If you are having thoughts and feelings of harming yourself, dial 1.800.273.TALK (8255) for immediate emergency assistance.
There are a number of resource agencies available that can help in times of crisis. The Suicide Prevention Resource Center offers this handy state-by-state guide and can put you in contact with community organizations involved in suicide prevention. The Lifeline Crisis Chat offers nationwide suicide prevention support including crisis intervention. The Substance Abuse and Mental Health Services Administration offers a wealth of information for those dealing with alcohol and drug abuse and addiction.
Risk factors and statistics
People often wonder what causes others to feel so hopeless that the only way out is to end their own life. However, there’s no one-size-fits-all answer to this question. People often attempt suicide when their environmental stressors exceed their current abilities to cope or when mental health or addiction issues become overwhelming. People considering suicide may perform online searches on the subject, began acting recklessly, suddenly withdrawal from formerly-beloved activities, and give away prized possessions. Aggression, depression, and substance abuse are also common. Extreme life events, including job loss, divorce, or death, along with prolonged stress factors such as unemployment and sexual harassment may trigger depression and ultimately suicidal thoughts.

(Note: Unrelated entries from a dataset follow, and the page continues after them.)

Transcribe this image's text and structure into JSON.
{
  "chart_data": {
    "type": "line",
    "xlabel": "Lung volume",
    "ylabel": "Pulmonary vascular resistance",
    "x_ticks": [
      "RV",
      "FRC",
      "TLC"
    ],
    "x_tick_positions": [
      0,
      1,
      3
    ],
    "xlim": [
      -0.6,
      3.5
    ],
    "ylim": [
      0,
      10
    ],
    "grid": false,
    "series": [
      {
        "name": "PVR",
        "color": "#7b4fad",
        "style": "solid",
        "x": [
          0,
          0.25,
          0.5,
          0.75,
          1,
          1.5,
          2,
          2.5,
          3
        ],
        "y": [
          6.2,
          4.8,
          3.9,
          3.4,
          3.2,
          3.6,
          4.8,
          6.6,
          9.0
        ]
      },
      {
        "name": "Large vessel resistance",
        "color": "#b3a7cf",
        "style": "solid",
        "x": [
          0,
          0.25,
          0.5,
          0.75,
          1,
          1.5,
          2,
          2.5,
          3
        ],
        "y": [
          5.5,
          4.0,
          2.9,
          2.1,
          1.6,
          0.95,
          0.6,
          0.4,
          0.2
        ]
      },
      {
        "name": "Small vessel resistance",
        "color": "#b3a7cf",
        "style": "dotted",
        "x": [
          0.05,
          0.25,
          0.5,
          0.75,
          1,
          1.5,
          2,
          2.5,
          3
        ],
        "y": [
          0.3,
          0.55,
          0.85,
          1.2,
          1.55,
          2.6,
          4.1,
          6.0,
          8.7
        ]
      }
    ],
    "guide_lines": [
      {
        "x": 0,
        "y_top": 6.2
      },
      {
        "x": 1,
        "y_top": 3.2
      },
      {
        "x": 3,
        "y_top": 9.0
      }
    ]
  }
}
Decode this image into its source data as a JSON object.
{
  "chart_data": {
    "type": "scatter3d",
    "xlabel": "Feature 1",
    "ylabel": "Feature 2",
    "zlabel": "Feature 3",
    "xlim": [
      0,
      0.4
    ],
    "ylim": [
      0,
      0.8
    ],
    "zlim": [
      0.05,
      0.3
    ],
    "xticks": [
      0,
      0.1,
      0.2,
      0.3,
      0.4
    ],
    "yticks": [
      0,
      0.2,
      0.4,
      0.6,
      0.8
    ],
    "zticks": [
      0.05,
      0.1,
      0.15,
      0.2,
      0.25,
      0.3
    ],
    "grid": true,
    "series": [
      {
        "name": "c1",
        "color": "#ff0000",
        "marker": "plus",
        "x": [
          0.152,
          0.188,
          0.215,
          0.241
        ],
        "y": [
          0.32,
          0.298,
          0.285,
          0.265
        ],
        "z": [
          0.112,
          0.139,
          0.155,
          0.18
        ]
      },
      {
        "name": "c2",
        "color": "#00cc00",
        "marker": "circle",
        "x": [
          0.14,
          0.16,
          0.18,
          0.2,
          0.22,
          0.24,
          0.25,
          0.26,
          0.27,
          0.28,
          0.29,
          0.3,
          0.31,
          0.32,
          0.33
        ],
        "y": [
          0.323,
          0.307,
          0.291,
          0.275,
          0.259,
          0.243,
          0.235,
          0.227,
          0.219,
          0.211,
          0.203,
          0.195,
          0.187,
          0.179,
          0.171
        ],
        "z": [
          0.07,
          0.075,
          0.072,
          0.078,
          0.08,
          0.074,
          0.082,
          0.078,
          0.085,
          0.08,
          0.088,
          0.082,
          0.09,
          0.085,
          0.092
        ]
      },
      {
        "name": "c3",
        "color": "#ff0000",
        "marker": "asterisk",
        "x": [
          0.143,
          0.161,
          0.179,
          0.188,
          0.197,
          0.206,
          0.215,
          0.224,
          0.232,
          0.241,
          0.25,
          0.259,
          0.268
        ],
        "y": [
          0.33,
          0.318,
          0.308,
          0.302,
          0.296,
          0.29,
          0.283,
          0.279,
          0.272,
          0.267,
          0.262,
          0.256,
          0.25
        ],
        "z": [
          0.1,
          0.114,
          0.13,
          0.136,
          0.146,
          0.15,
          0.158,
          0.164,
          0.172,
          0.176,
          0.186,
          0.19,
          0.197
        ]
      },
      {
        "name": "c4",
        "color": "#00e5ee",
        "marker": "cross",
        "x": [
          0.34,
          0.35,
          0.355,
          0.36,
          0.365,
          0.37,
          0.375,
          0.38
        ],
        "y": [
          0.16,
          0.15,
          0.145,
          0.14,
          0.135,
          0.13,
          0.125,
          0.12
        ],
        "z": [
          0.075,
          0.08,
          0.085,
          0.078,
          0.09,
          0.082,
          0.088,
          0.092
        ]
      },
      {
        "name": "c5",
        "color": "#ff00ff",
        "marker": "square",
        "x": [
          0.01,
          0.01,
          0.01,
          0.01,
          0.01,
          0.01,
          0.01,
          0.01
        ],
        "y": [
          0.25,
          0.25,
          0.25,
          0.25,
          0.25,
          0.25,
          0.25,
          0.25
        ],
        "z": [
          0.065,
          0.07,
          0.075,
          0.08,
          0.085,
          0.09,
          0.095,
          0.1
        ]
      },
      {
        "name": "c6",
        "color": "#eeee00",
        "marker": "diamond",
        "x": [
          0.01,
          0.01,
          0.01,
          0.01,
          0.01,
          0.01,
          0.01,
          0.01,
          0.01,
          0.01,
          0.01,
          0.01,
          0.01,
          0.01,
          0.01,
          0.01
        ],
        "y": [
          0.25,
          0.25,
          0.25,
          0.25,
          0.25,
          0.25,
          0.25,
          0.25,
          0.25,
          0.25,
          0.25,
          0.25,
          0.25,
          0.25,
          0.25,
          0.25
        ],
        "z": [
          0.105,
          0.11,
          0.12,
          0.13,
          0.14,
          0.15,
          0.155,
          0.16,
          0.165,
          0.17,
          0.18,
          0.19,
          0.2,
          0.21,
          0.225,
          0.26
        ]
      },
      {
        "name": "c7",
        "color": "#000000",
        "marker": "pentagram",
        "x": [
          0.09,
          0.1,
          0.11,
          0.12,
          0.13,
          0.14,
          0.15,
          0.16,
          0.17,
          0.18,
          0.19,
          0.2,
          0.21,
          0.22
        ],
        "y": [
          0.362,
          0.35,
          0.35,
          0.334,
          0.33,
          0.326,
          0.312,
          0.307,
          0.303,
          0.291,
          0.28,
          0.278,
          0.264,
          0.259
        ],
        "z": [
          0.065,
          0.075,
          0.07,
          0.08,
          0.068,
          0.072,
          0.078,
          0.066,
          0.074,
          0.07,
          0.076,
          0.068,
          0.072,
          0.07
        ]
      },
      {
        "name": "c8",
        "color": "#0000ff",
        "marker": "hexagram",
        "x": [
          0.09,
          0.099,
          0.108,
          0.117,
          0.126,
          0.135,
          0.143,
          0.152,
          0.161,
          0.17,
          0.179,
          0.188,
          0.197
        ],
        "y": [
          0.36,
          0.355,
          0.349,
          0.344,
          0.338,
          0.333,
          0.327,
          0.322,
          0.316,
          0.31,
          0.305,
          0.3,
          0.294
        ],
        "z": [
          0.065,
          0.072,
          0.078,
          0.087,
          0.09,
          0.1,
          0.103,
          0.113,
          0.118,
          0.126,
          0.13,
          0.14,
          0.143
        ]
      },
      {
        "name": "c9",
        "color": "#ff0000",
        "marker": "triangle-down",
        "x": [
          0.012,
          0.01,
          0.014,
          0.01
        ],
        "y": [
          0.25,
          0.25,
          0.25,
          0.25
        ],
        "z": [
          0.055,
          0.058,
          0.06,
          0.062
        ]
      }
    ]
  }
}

More than 40,000 Americans die by their own hand every year with suicide ranking in the top 10 causes of death in the United States. There are approximately 121 suicides each and every day, about half employ the use of firearms. Suicide is most common in middle-aged white men; 7 out of 10 suicides in 2015 were white males. Teenagers and adolescents are additionally at risk as are the elderly, especially those who live alone. Suicide rates are typically higher in the spring and summer. Suicide rates in Native Americans has nearly doubled since the year 2000.

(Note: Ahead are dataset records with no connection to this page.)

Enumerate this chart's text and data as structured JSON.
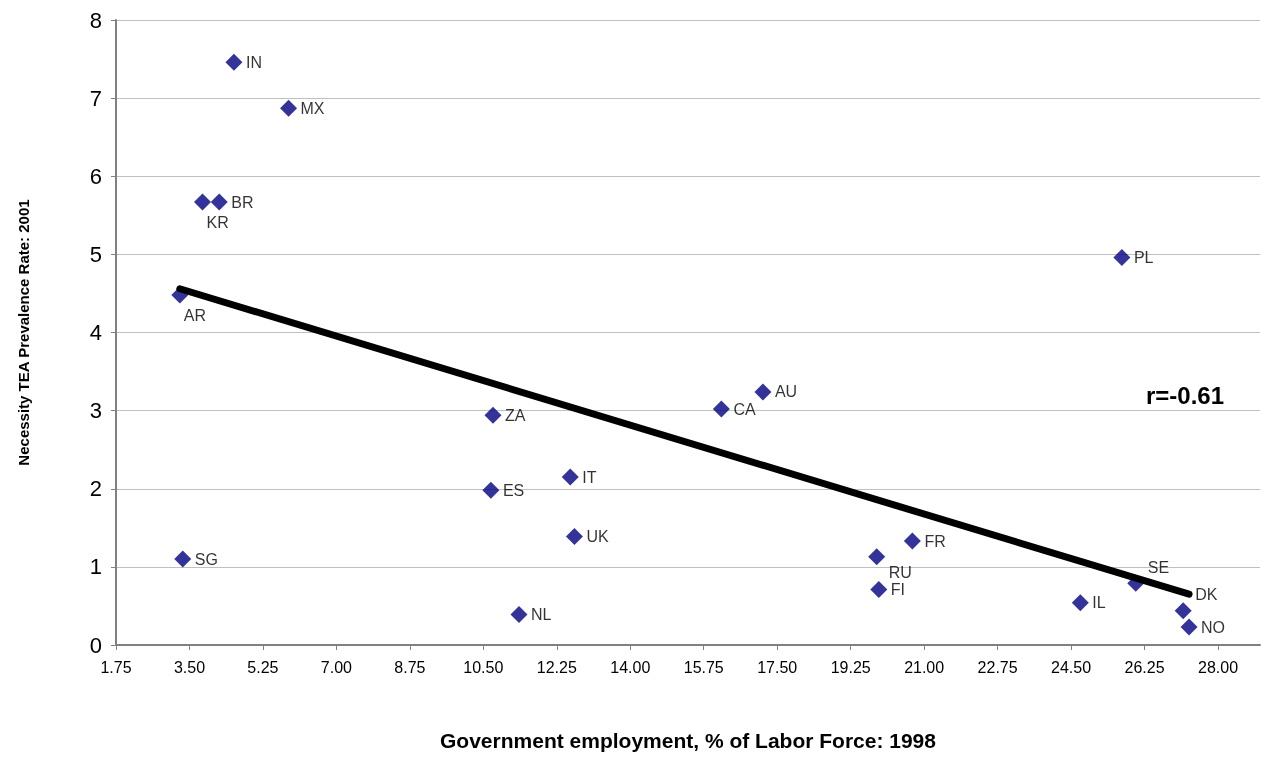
{
  "chart_data": {
    "type": "scatter",
    "xlabel": "Government employment, % of Labor Force: 1998",
    "ylabel": "Necessity TEA Prevalence Rate: 2001",
    "xlim": [
      1.75,
      29.0
    ],
    "xticks": [
      {
        "value": 1.75,
        "label": "1.75"
      },
      {
        "value": 3.5,
        "label": "3.50"
      },
      {
        "value": 5.25,
        "label": "5.25"
      },
      {
        "value": 7,
        "label": "7.00"
      },
      {
        "value": 8.75,
        "label": "8.75"
      },
      {
        "value": 10.5,
        "label": "10.50"
      },
      {
        "value": 12.25,
        "label": "12.25"
      },
      {
        "value": 14,
        "label": "14.00"
      },
      {
        "value": 15.75,
        "label": "15.75"
      },
      {
        "value": 17.5,
        "label": "17.50"
      },
      {
        "value": 19.25,
        "label": "19.25"
      },
      {
        "value": 21,
        "label": "21.00"
      },
      {
        "value": 22.75,
        "label": "22.75"
      },
      {
        "value": 24.5,
        "label": "24.50"
      },
      {
        "value": 26.25,
        "label": "26.25"
      },
      {
        "value": 28,
        "label": "28.00"
      }
    ],
    "ylim": [
      0,
      8
    ],
    "yticks": [
      0,
      1,
      2,
      3,
      4,
      5,
      6,
      7,
      8
    ],
    "grid": "y",
    "marker": "diamond",
    "series": [
      {
        "type": "scatter",
        "color": "#000080",
        "x": [
          4.56,
          5.86,
          3.81,
          4.21,
          3.27,
          3.34,
          10.73,
          10.68,
          12.57,
          12.67,
          11.35,
          16.17,
          17.16,
          25.71,
          20.72,
          19.87,
          19.92,
          24.72,
          26.04,
          27.17,
          27.31
        ],
        "values": [
          7.46,
          6.87,
          5.67,
          5.67,
          4.48,
          1.1,
          2.94,
          1.98,
          2.15,
          1.39,
          0.39,
          3.02,
          3.24,
          4.96,
          1.33,
          1.13,
          0.71,
          0.54,
          0.79,
          0.44,
          0.23
        ],
        "value_labels": [
          "IN",
          "MX",
          "KR",
          "BR",
          "AR",
          "SG",
          "ZA",
          "ES",
          "IT",
          "UK",
          "NL",
          "CA",
          "AU",
          "PL",
          "FR",
          "RU",
          "FI",
          "IL",
          "SE",
          "DK",
          "NO"
        ]
      },
      {
        "type": "line",
        "color": "#000000",
        "marker": "none",
        "x": [
          3.27,
          27.31
        ],
        "values": [
          4.56,
          0.65
        ]
      }
    ],
    "annotations": [
      "r=-0.61"
    ]
  }
}
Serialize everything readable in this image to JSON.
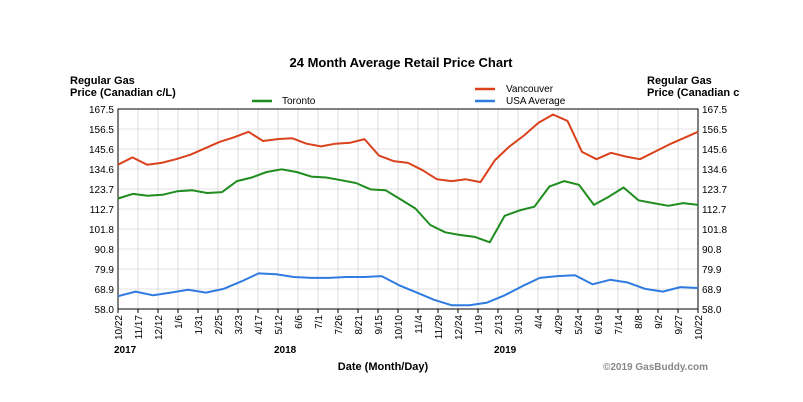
{
  "chart_data": {
    "type": "line",
    "title": "24 Month Average Retail Price Chart",
    "ylabel_left": [
      "Regular Gas",
      "Price (Canadian c/L)"
    ],
    "ylabel_right": [
      "Regular Gas",
      "Price (Canadian c"
    ],
    "xlabel": "Date (Month/Day)",
    "credit": "©2019 GasBuddy.com",
    "ylim": [
      58.0,
      167.5
    ],
    "yticks": [
      "167.5",
      "156.5",
      "145.6",
      "134.6",
      "123.7",
      "112.7",
      "101.8",
      "90.8",
      "79.9",
      "68.9",
      "58.0"
    ],
    "grid": true,
    "legend_placement": "top",
    "xticks": [
      "10/22",
      "11/17",
      "12/12",
      "1/6",
      "1/31",
      "2/25",
      "3/23",
      "4/17",
      "5/12",
      "6/6",
      "7/1",
      "7/26",
      "8/21",
      "9/15",
      "10/10",
      "11/4",
      "11/29",
      "12/24",
      "1/19",
      "2/13",
      "3/10",
      "4/4",
      "4/29",
      "5/24",
      "6/19",
      "7/14",
      "8/8",
      "9/2",
      "9/27",
      "10/22"
    ],
    "years": [
      {
        "label": "2017",
        "tick_index": 0
      },
      {
        "label": "2018",
        "tick_index": 8
      },
      {
        "label": "2019",
        "tick_index": 19
      }
    ],
    "series": [
      {
        "name": "Toronto",
        "color": "#1e8c1e",
        "values": [
          118.5,
          121,
          120,
          120.5,
          122.5,
          123,
          121.5,
          122,
          128,
          130,
          133,
          134.5,
          133,
          130.5,
          130,
          128.5,
          127,
          123.5,
          123,
          118,
          113,
          104,
          100,
          98.5,
          97.5,
          94.5,
          109,
          112,
          114,
          125,
          128,
          126,
          115,
          119.5,
          124.5,
          117.5,
          116,
          114.5,
          116,
          115
        ]
      },
      {
        "name": "Vancouver",
        "color": "#d9421c",
        "values": [
          137,
          141,
          137,
          138,
          140,
          142.5,
          146,
          149.5,
          152,
          155,
          150,
          151,
          151.5,
          148.5,
          147,
          148.5,
          149,
          151,
          142,
          139,
          138,
          134,
          129,
          128,
          129,
          127.5,
          139.5,
          147,
          153,
          160,
          164.5,
          161,
          144,
          140,
          143.5,
          141.5,
          140,
          144,
          148,
          151.5,
          155
        ]
      },
      {
        "name": "USA Average",
        "color": "#2f7be0",
        "values": [
          65,
          67.5,
          65.5,
          67,
          68.5,
          67,
          69,
          73,
          77.5,
          77,
          75.5,
          75,
          75,
          75.5,
          75.5,
          76,
          71,
          67,
          63,
          60,
          60,
          61.5,
          65.5,
          70.5,
          75,
          76,
          76.5,
          71.5,
          74,
          72.5,
          69,
          67.5,
          70,
          69.5
        ]
      }
    ]
  }
}
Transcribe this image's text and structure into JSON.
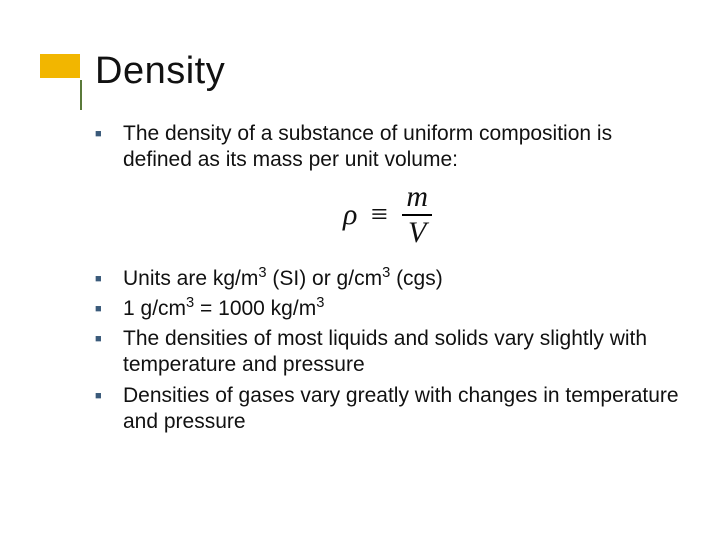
{
  "slide": {
    "title": "Density",
    "accent_color": "#f2b600",
    "rule_color": "#5a7a3a",
    "bullet_color": "#3a5a7a",
    "text_color": "#111111",
    "background_color": "#ffffff",
    "title_fontsize": 38,
    "body_fontsize": 21,
    "formula": {
      "lhs": "ρ",
      "relation": "≡",
      "numerator": "m",
      "denominator": "V",
      "font_family": "Times New Roman",
      "fontsize": 30
    },
    "bullets": [
      {
        "text": "The density of a substance of uniform composition is defined as its mass per unit volume:",
        "followed_by_formula": true
      },
      {
        "html": "Units are kg/m<sup>3</sup> (SI) or g/cm<sup>3</sup> (cgs)"
      },
      {
        "html": "1 g/cm<sup>3</sup> = 1000 kg/m<sup>3</sup>"
      },
      {
        "text": "The densities of most liquids and solids vary slightly with temperature and pressure"
      },
      {
        "text": "Densities of gases vary greatly with changes in temperature and pressure"
      }
    ]
  }
}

The United States currently does not keep a complete count of unsuccessful suicide attempts, but the CDC collects data regarding self-harm injuries. It is estimated that between 12 and 25 people attempt suicide for each death.
Treatment and prevention
Treatment for suicidal people includes dialectical behavior therapy and cognitive behavioral therapy. Clozapine, the only FDA-approved suicide-prevention medication, is an option for those suffering with certain mental health conditions. Individuals with bipolar disorder are considered a high-risk for suicide and may be treated with mood stabilizers or antipsychotic medications. Substance abuse treatment is available for those battling addiction and includes a host of therapy modules tailored to each person. Effective drug abuse treatment also addresses depression and other mental health issues related to addiction.
Though difficult, it is not impossible to recover from even overwhelming suicidal tendencies. According to the US National Library of Medicine National Institutes of Health, otherwise healthy adults and teenagers recover upwards of 77% of the time. Those with suicidal ideation take approximately 3 to 5 years to fully recover after their most recent suicide attempt.

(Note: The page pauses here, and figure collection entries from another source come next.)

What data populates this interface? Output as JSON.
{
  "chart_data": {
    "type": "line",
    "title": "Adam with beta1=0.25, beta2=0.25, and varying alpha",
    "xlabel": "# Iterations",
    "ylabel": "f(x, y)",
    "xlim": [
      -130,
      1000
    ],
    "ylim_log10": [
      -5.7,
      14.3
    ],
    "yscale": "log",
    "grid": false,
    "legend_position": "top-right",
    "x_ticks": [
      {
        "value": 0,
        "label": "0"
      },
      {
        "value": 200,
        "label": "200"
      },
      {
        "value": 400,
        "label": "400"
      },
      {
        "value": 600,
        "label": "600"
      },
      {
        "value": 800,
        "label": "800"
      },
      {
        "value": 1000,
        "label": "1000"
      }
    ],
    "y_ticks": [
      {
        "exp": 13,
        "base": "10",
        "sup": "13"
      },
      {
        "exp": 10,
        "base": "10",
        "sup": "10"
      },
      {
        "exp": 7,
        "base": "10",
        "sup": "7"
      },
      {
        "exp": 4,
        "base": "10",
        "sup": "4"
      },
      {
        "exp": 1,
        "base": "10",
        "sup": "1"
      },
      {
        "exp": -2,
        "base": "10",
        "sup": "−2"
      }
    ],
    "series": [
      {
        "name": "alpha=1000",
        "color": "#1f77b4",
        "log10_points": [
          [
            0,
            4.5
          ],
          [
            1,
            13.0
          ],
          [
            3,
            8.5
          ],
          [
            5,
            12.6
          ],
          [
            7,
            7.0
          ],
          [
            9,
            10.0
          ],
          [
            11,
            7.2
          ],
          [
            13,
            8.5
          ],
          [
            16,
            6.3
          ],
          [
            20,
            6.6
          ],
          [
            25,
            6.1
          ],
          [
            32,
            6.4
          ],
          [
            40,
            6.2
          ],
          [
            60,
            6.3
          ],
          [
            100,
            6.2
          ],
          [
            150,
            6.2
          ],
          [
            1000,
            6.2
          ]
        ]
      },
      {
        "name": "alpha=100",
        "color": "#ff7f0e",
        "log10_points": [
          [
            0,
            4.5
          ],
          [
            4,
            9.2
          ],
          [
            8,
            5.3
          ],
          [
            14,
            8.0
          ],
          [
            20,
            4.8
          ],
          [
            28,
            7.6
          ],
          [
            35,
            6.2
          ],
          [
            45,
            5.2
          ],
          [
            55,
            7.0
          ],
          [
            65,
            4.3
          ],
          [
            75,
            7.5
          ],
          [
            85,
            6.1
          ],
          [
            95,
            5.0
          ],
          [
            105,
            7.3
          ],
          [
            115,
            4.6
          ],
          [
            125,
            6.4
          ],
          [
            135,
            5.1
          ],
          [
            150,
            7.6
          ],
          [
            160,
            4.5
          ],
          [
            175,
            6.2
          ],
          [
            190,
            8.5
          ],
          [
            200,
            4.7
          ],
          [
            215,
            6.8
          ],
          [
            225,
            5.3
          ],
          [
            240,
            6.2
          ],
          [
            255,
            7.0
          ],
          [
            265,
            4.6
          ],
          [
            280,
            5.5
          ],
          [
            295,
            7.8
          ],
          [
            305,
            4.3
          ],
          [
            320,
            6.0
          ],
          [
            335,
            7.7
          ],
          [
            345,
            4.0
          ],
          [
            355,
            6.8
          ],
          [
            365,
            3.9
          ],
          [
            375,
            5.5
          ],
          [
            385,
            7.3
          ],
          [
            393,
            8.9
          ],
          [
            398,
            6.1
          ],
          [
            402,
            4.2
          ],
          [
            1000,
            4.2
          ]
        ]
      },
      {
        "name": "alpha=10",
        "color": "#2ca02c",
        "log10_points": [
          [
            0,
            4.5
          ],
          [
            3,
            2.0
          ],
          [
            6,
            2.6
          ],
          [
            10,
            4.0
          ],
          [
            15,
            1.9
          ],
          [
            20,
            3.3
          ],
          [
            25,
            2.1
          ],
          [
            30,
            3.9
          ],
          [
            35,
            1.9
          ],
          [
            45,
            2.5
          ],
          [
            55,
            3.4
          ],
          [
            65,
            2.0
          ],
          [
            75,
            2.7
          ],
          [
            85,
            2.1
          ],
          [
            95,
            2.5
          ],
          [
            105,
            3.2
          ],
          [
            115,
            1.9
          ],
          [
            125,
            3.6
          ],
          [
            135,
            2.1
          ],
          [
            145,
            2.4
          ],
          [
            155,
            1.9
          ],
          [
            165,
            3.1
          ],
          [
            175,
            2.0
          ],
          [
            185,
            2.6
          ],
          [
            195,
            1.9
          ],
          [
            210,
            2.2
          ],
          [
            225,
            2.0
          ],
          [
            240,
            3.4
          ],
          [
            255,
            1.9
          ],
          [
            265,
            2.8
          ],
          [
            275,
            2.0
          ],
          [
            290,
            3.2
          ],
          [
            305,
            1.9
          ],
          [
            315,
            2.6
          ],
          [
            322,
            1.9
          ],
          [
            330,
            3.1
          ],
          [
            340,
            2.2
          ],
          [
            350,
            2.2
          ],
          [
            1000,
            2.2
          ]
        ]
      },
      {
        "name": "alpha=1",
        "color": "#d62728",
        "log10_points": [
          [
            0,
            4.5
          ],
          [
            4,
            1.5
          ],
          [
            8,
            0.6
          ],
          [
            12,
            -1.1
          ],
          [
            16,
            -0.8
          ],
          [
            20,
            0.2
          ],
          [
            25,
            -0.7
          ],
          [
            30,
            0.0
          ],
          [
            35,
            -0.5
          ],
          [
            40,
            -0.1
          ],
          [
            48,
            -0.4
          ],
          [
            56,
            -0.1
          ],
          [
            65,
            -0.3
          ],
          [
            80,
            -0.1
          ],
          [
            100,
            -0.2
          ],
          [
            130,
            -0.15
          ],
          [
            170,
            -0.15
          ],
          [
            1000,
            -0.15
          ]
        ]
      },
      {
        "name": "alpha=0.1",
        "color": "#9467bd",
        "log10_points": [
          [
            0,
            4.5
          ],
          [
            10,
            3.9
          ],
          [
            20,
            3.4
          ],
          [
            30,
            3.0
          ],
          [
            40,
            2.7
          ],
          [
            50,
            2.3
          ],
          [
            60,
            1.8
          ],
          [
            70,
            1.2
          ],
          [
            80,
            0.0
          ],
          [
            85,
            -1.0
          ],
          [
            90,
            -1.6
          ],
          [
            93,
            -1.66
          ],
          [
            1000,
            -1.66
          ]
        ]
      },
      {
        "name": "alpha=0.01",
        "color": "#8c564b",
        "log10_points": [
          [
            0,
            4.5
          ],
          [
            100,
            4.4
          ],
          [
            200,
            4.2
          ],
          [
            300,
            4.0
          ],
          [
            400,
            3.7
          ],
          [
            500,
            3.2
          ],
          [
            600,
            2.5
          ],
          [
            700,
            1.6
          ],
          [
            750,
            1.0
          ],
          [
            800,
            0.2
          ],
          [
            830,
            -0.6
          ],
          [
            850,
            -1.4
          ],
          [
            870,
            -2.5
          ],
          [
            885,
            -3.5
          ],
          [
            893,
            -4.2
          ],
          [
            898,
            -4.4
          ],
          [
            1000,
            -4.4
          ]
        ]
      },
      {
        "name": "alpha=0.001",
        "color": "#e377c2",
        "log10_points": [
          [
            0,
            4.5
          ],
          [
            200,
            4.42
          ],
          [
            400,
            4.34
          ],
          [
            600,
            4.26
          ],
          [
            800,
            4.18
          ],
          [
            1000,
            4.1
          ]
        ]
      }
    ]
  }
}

Moving beyond the depths of despair isn’t easy but it opens up many possibilities that would not have presented themselves otherwise. Many people who recover from attempted suicides go on to counsel others and lead highly-productive lives. They become husbands, fathers, wives, mothers, teachers, ministers, therapists, and friends. They learn to enjoy every moment and to take greater notice of those little moments in life that make it all worthwhile.